Novel abdominal adiposity genes and the risk of type 2 diabetes: Findings from two prospective cohorts

Abstract

Three loci were recently identified for central adiposity from a genome wide association study (MSRA [rs545854; G/C], LYPLAL1 [rs2605100; G/A], TFAP2B [rs987237; A/G]). Central obesity is a strong risk factor for type 2 diabetes (T2D). Therefore, we hypothesized that these single nucleotide polymorphisms (SNPs) would be associated with increased risk of T2D and may influence circulating adipokine concentrations. Participants from two large case control studies nested in the Nurses' Health Study (3394 women, 1245 cases) and the Health Professionals Follow-up Study (2154 men, 862 cases) were genotyped for these SNPs. The association of these SNPs with plasma adipokine concentrations was determined among a subgroup of women without diabetes (n=987). After adjustment for age and other risk factors of diabetes, the MSRA variant was associated with an increased T2D risk in men only, with an adjusted OR of 1.30 (95% CI: 1.09-1.56) associated with each copy of the variant allele. In pooled analyses of men and women, each additional copy of the LYPLAL1 allele (G) was associated with 9% increased T2D risk (adjusted OR 1.09; 95%CI: 0.99-1.19).
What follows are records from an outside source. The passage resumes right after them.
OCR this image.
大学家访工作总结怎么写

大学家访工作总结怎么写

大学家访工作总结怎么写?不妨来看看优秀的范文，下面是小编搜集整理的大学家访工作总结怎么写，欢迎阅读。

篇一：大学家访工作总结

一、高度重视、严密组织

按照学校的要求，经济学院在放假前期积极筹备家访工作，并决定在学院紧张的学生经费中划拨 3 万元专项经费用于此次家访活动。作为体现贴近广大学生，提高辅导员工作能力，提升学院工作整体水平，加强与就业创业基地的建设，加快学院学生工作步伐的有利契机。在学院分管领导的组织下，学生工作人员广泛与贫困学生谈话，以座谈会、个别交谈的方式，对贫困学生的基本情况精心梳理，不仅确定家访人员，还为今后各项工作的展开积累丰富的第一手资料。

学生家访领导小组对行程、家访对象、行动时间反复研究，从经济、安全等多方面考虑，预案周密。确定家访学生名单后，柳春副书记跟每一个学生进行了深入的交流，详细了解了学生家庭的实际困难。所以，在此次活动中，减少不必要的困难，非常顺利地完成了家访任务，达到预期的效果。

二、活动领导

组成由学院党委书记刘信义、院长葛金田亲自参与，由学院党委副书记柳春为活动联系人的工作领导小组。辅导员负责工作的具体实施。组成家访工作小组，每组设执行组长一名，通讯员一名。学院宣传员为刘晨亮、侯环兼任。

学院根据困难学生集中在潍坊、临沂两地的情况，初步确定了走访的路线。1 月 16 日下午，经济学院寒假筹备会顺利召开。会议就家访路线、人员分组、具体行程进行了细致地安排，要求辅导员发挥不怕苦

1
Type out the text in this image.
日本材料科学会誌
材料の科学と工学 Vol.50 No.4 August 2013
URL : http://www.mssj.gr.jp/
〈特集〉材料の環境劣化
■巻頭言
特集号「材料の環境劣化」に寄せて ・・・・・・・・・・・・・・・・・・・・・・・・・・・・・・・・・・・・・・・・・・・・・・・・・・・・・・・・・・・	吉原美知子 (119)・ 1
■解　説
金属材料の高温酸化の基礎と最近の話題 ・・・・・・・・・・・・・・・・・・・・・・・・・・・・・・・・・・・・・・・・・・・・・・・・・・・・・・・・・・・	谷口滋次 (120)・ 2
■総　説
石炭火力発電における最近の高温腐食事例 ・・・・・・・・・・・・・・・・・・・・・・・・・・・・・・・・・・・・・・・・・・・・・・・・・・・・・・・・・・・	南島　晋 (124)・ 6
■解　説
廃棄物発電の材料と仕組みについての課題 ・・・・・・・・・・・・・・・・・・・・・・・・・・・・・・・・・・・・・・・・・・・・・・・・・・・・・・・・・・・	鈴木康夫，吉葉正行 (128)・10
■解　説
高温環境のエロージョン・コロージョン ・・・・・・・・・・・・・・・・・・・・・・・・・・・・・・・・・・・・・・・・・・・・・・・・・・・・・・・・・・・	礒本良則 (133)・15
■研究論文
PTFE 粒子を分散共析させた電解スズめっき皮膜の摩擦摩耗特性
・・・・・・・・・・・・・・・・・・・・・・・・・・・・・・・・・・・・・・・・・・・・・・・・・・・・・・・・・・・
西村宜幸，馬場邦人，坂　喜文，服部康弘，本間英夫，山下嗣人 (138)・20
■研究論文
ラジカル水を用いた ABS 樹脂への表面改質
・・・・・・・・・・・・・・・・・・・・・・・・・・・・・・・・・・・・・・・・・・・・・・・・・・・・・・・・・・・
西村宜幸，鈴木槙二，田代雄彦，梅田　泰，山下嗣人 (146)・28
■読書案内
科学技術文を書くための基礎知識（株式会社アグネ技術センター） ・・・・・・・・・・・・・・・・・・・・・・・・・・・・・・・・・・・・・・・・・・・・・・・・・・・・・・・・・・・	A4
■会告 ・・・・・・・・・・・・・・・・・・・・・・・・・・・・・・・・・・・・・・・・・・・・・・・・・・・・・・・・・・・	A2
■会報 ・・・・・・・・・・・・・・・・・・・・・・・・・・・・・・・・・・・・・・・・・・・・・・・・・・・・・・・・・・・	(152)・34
No significant associations were seen with the TFAP2B SNP with a pooled adjusted OR of 1.05 (95% CI: 0.95-1.17) per allele copy. In addition, carriers of the MSRA risk variant had lower percent high molecular weight adiponectin (-2.1%, p=0.04). Carriers of the TFAP2B risk variant, however, had lower leptin levels (-2.7 ng/ml, p=0.005). These findings suggest potential associations of novel central obesity genes with T2D risk and adipokine regulation.